God has given us brains, so presumably He intends us to use them. There is a correct use of reason: to investigate the cultural background of the Bible, to make use of insights from science and archaeology, to judge between alternative interpretations, and to compare tricky passages with others that are more straightforward. “Let Scripture interpret Scripture” whenever possible. Most of the difficulties that we come across in our Bible reading can be resolved fairly easily. It may be that we are interpreting the passage too literally, or perhaps taking it out of context, or focusing on an irrelevant detail and missing the main point. In some places, ambiguity may be intentional (in order to make us think!)
The role of experience
Our post-modern culture regards all truth as relative: what is ‘true’ for me may be different from what is ‘true’ for you. There is an element of truth in this, because what we see depends very much on where we are standing – a position which is the product of our culture, education and lifetime experiences. For example, Africans and Europeans reading the same Scripture passage will get quite different messages from it. And so there are many different ways of understanding the Bible: ‘liberation’ theology, ‘feminist’ theology, ‘black’ theology, to name but a few. They can offer valuable insights, but none of them should be regarded as the only ‘true’ way of understanding Scripture. And white, Anglo-Saxon Protestant male theologians don’t have a monopoly on truth either!
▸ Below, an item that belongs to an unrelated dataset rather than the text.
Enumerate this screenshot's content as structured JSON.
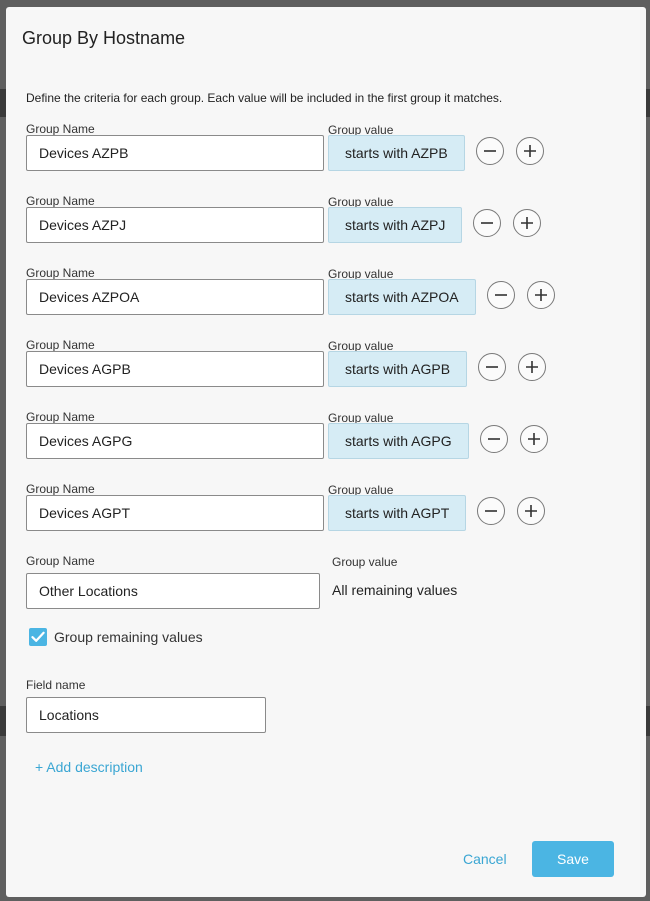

While it is inevitable that we read the Bible through the lens of personal experience, it is all too easy to assume that our own viewpoint ‘must’ be the right one! We all believe that we possess unclouded, unbiased judgement – and we are all wrong!. We can’t help carrying our own cultural, intellectual and personal ‘baggage’, but we can be aware of our own presuppositions and prejudices and of how they might affect our understanding. Rather than imposing them on Scripture, we should allow Scripture to challenge them. It is useful to listen to other people (especially those from other cultures, other church traditions, and other periods in history), in order to broaden our perspective. “Two heads are better than one, not because either is infallible, but because they are unlikely to go wrong in the same direction.” (C S Lewis: On the Reading of Old Books) This is why it is best to study the Bible with other Christians, and not just on our own.